We know that $\int \frac{1}{x} \mathrm{dx} = \ln x + C$, so:
$\int \frac{1}{x + 3} \mathrm{dx} = \ln \left(x + 3\right) + C$

Therefore $f \left(x\right) = \ln \left(x + 3\right) + C$. We are given the initial condition $f \left(2\right) = 1$. Making necessary substitutions, we have:
$f \left(x\right) = \ln \left(x + 3\right) + C$
$\to 1 = \ln \left(\left(2\right) + 3\right) + C$
$\to 1 - \ln 5 = C$

We can now rewrite $f \left(x\right)$ as $f \left(x\right) = \ln \left(x + 3\right) + 1 - \ln 5$, and that is our final answer.
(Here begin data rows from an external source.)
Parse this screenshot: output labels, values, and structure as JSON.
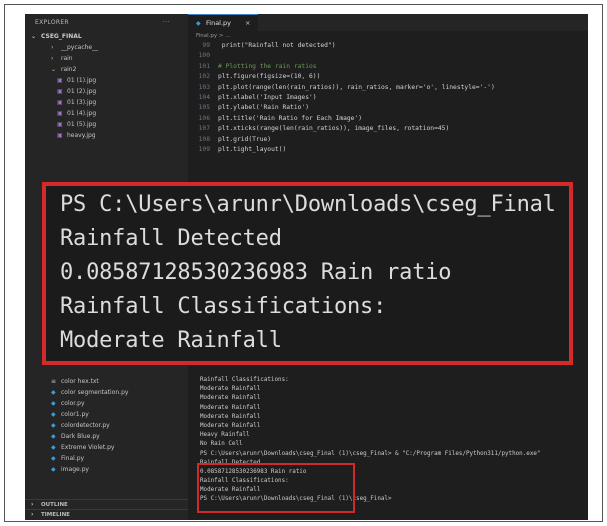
{
  "sidebar": {
    "title": "EXPLORER",
    "more": "···",
    "folder": "CSEG_FINAL",
    "items": [
      {
        "label": "__pycache__",
        "icon": "chevron-right-icon",
        "level": 2
      },
      {
        "label": "rain",
        "icon": "chevron-right-icon",
        "level": 2
      },
      {
        "label": "rain2",
        "icon": "chevron-down-icon",
        "level": 2
      },
      {
        "label": "01 (1).jpg",
        "icon": "image-file-icon",
        "level": 3
      },
      {
        "label": "01 (2).jpg",
        "icon": "image-file-icon",
        "level": 3
      },
      {
        "label": "01 (3).jpg",
        "icon": "image-file-icon",
        "level": 3
      },
      {
        "label": "01 (4).jpg",
        "icon": "image-file-icon",
        "level": 3
      },
      {
        "label": "01 (5).jpg",
        "icon": "image-file-icon",
        "level": 3
      },
      {
        "label": "heavy.jpg",
        "icon": "image-file-icon",
        "level": 3
      }
    ],
    "lower_items": [
      {
        "label": "color hex.txt",
        "icon": "text-file-icon"
      },
      {
        "label": "color segmentation.py",
        "icon": "python-file-icon"
      },
      {
        "label": "color.py",
        "icon": "python-file-icon"
      },
      {
        "label": "color1.py",
        "icon": "python-file-icon"
      },
      {
        "label": "colordetector.py",
        "icon": "python-file-icon"
      },
      {
        "label": "Dark Blue.py",
        "icon": "python-file-icon"
      },
      {
        "label": "Extreme Violet.py",
        "icon": "python-file-icon"
      },
      {
        "label": "Final.py",
        "icon": "python-file-icon"
      },
      {
        "label": "image.py",
        "icon": "python-file-icon"
      }
    ],
    "outline": "OUTLINE",
    "timeline": "TIMELINE"
  },
  "editor": {
    "tab": "Final.py",
    "tab_close": "×",
    "breadcrumb": "Final.py > ...",
    "lines": [
      {
        "num": "99",
        "text": "        print(\"Rainfall not detected\")",
        "comment": false
      },
      {
        "num": "100",
        "text": "",
        "comment": false
      },
      {
        "num": "101",
        "text": "# Plotting the rain ratios",
        "comment": true
      },
      {
        "num": "102",
        "text": "plt.figure(figsize=(10, 6))",
        "comment": false
      },
      {
        "num": "103",
        "text": "plt.plot(range(len(rain_ratios)), rain_ratios, marker='o', linestyle='-')",
        "comment": false
      },
      {
        "num": "104",
        "text": "plt.xlabel('Input Images')",
        "comment": false
      },
      {
        "num": "105",
        "text": "plt.ylabel('Rain Ratio')",
        "comment": false
      },
      {
        "num": "106",
        "text": "plt.title('Rain Ratio for Each Image')",
        "comment": false
      },
      {
        "num": "107",
        "text": "plt.xticks(range(len(rain_ratios)), image_files, rotation=45)",
        "comment": false
      },
      {
        "num": "108",
        "text": "plt.grid(True)",
        "comment": false
      },
      {
        "num": "109",
        "text": "plt.tight_layout()",
        "comment": false
      }
    ]
  },
  "terminal": {
    "lines": [
      "Rainfall Classifications:",
      "Moderate Rainfall",
      "Moderate Rainfall",
      "Moderate Rainfall",
      "Moderate Rainfall",
      "Moderate Rainfall",
      "Heavy Rainfall",
      "No Rain Cell",
      "PS C:\\Users\\arunr\\Downloads\\cseg_Final (1)\\cseg_Final> & \"C:/Program Files/Python311/python.exe\"",
      "Rainfall Detected",
      "0.08587128530236983 Rain ratio",
      "Rainfall Classifications:",
      "Moderate Rainfall",
      "PS C:\\Users\\arunr\\Downloads\\cseg_Final (1)\\cseg_Final>"
    ]
  },
  "zoom": {
    "lines": [
      "PS C:\\Users\\arunr\\Downloads\\cseg_Final",
      "Rainfall Detected",
      "0.08587128530236983 Rain ratio",
      "Rainfall Classifications:",
      "Moderate Rainfall"
    ]
  },
  "colors": {
    "highlight": "#d42a2a",
    "editor_bg": "#1e1e1e",
    "sidebar_bg": "#252526"
  }
}
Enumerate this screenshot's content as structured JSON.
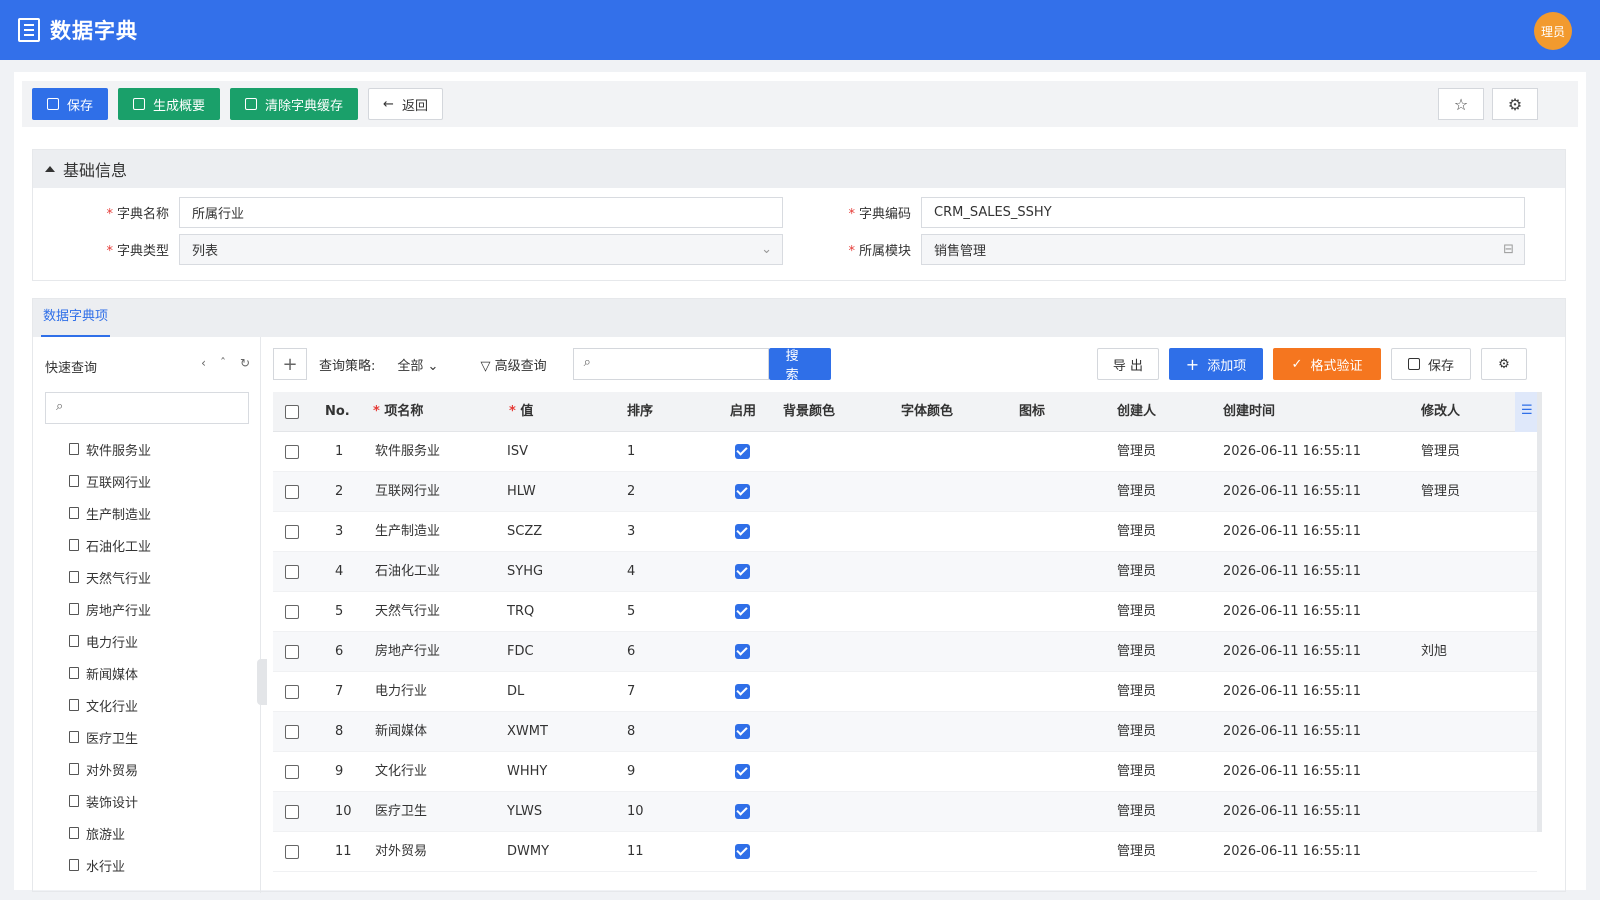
{
  "header": {
    "title": "数据字典",
    "avatar": "理员"
  },
  "toolbar": {
    "save": "保存",
    "summary": "生成概要",
    "clear_cache": "清除字典缓存",
    "back": "返回"
  },
  "basic": {
    "title": "基础信息",
    "name_label": "字典名称",
    "name_value": "所属行业",
    "code_label": "字典编码",
    "code_value": "CRM_SALES_SSHY",
    "type_label": "字典类型",
    "type_value": "列表",
    "module_label": "所属模块",
    "module_value": "销售管理"
  },
  "items": {
    "tab": "数据字典项",
    "quick_search": "快速查询",
    "tree": [
      "软件服务业",
      "互联网行业",
      "生产制造业",
      "石油化工业",
      "天然气行业",
      "房地产行业",
      "电力行业",
      "新闻媒体",
      "文化行业",
      "医疗卫生",
      "对外贸易",
      "装饰设计",
      "旅游业",
      "水行业"
    ],
    "strategy_label": "查询策略:",
    "strategy_value": "全部",
    "advanced": "高级查询",
    "search_btn": "搜 索",
    "export": "导 出",
    "add": "添加项",
    "validate": "格式验证",
    "save": "保存"
  },
  "table": {
    "columns": {
      "no": "No.",
      "name": "项名称",
      "value": "值",
      "sort": "排序",
      "enabled": "启用",
      "bg": "背景颜色",
      "font": "字体颜色",
      "icon": "图标",
      "creator": "创建人",
      "created": "创建时间",
      "modifier": "修改人"
    },
    "rows": [
      {
        "no": "1",
        "name": "软件服务业",
        "value": "ISV",
        "sort": "1",
        "creator": "管理员",
        "created": "2026-06-11 16:55:11",
        "modifier": "管理员"
      },
      {
        "no": "2",
        "name": "互联网行业",
        "value": "HLW",
        "sort": "2",
        "creator": "管理员",
        "created": "2026-06-11 16:55:11",
        "modifier": "管理员"
      },
      {
        "no": "3",
        "name": "生产制造业",
        "value": "SCZZ",
        "sort": "3",
        "creator": "管理员",
        "created": "2026-06-11 16:55:11",
        "modifier": ""
      },
      {
        "no": "4",
        "name": "石油化工业",
        "value": "SYHG",
        "sort": "4",
        "creator": "管理员",
        "created": "2026-06-11 16:55:11",
        "modifier": ""
      },
      {
        "no": "5",
        "name": "天然气行业",
        "value": "TRQ",
        "sort": "5",
        "creator": "管理员",
        "created": "2026-06-11 16:55:11",
        "modifier": ""
      },
      {
        "no": "6",
        "name": "房地产行业",
        "value": "FDC",
        "sort": "6",
        "creator": "管理员",
        "created": "2026-06-11 16:55:11",
        "modifier": "刘旭"
      },
      {
        "no": "7",
        "name": "电力行业",
        "value": "DL",
        "sort": "7",
        "creator": "管理员",
        "created": "2026-06-11 16:55:11",
        "modifier": ""
      },
      {
        "no": "8",
        "name": "新闻媒体",
        "value": "XWMT",
        "sort": "8",
        "creator": "管理员",
        "created": "2026-06-11 16:55:11",
        "modifier": ""
      },
      {
        "no": "9",
        "name": "文化行业",
        "value": "WHHY",
        "sort": "9",
        "creator": "管理员",
        "created": "2026-06-11 16:55:11",
        "modifier": ""
      },
      {
        "no": "10",
        "name": "医疗卫生",
        "value": "YLWS",
        "sort": "10",
        "creator": "管理员",
        "created": "2026-06-11 16:55:11",
        "modifier": ""
      },
      {
        "no": "11",
        "name": "对外贸易",
        "value": "DWMY",
        "sort": "11",
        "creator": "管理员",
        "created": "2026-06-11 16:55:11",
        "modifier": ""
      }
    ]
  }
}
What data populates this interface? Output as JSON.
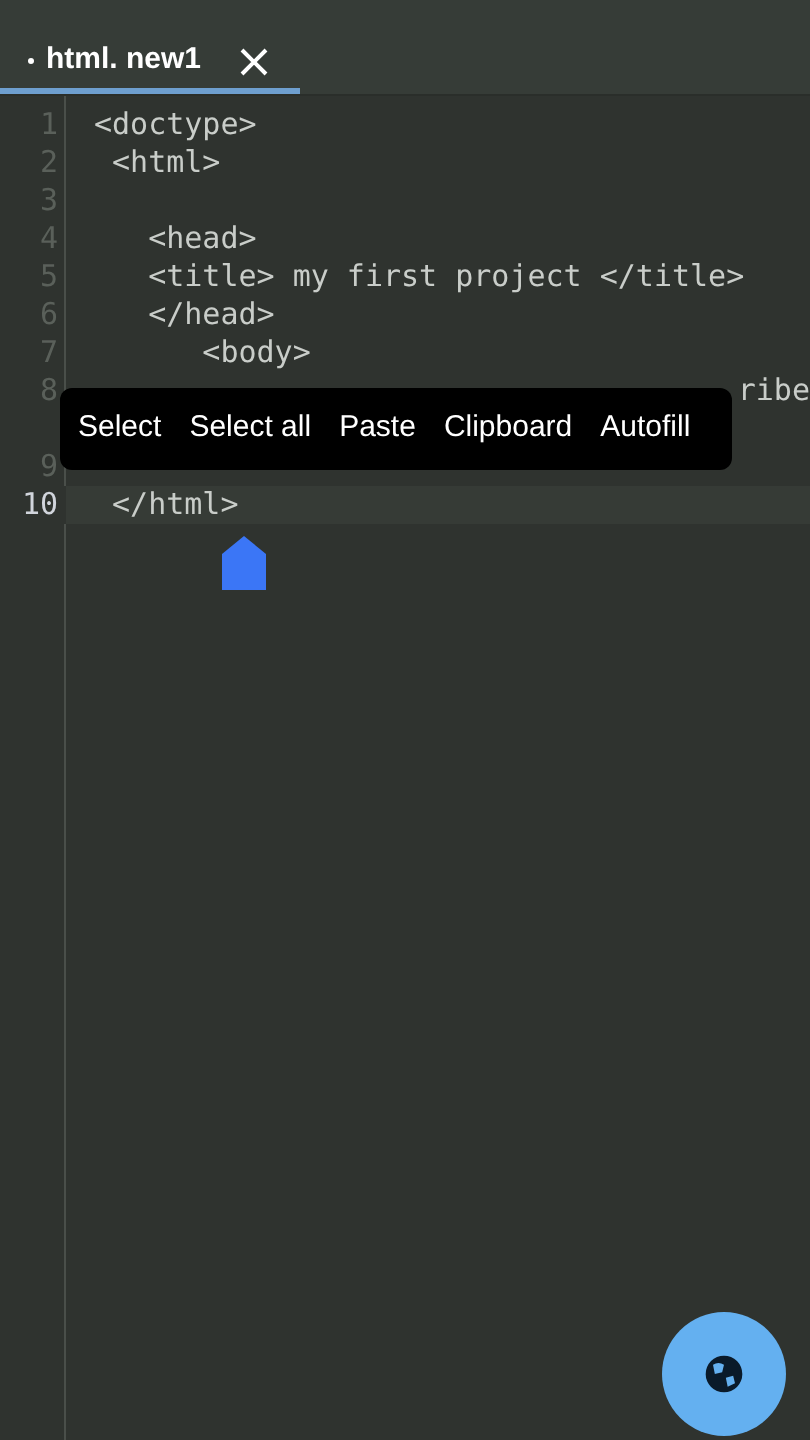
{
  "tabs": [
    {
      "label": "html. new1",
      "modified": true,
      "selected": true
    }
  ],
  "lines": [
    {
      "number": "1",
      "code": "<doctype>",
      "current": false
    },
    {
      "number": "2",
      "code": " <html>",
      "current": false
    },
    {
      "number": "3",
      "current": false
    },
    {
      "number": "4",
      "code": "   <head>",
      "current": false
    },
    {
      "number": "5",
      "code": "   <title> my first project </title>",
      "current": false
    },
    {
      "number": "6",
      "code": "   </head>",
      "current": false
    },
    {
      "number": "7",
      "code": "      <body>",
      "current": false
    },
    {
      "number": "8",
      "code": "ribe",
      "kind": "tail",
      "current": false
    },
    {
      "number": "9",
      "current": false
    },
    {
      "number": "10",
      "code": " </html>",
      "current": true
    }
  ],
  "context_menu": [
    "Select",
    "Select all",
    "Paste",
    "Clipboard",
    "Autofill"
  ]
}
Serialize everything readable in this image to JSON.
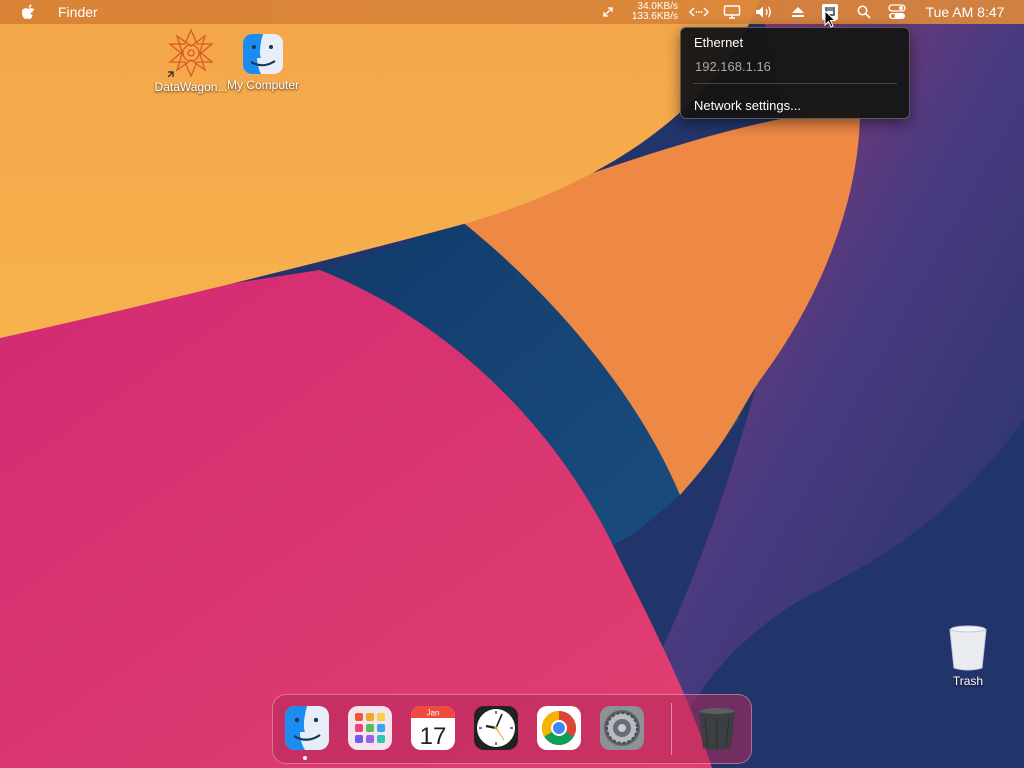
{
  "menubar": {
    "app_name": "Finder",
    "net_upload": "34.0KB/s",
    "net_download": "133.6KB/s",
    "clock": "Tue AM 8:47",
    "icons": [
      "apple-icon",
      "share-arrows-icon",
      "network-arrows-icon",
      "display-icon",
      "volume-icon",
      "eject-icon",
      "ethernet-icon",
      "search-icon",
      "control-center-icon"
    ]
  },
  "network_menu": {
    "title": "Ethernet",
    "ip": "192.168.1.16",
    "settings_label": "Network settings..."
  },
  "desktop": {
    "icons": [
      {
        "label": "DataWagon...",
        "icon": "datawagon-icon"
      },
      {
        "label": "My Computer",
        "icon": "finder-icon"
      },
      {
        "label": "Trash",
        "icon": "trash-icon"
      }
    ]
  },
  "dock": {
    "items": [
      "finder-icon",
      "launchpad-icon",
      "calendar-icon",
      "clock-icon",
      "chrome-icon",
      "settings-icon",
      "trash-icon"
    ],
    "calendar_month": "Jan",
    "calendar_day": "17"
  },
  "colors": {
    "wallpaper_yellow": "#f5a84a",
    "wallpaper_orange": "#ee8a45",
    "wallpaper_pink": "#d62e70",
    "wallpaper_navy": "#1f3565",
    "wallpaper_purple": "#6a3780",
    "menu_bg": "#161616"
  }
}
If you want to, you can use the following natural log property to simplify:
$\ln a - \ln b = \ln \left(\frac{a}{b}\right)$

Applying this to $\ln \left(x + 3\right) - \ln 5$, we obtain $\ln \left(\frac{x + 3}{5}\right)$, so we can further express our answer as $f \left(x\right) = \ln \left(\frac{x + 3}{5}\right) + 1$.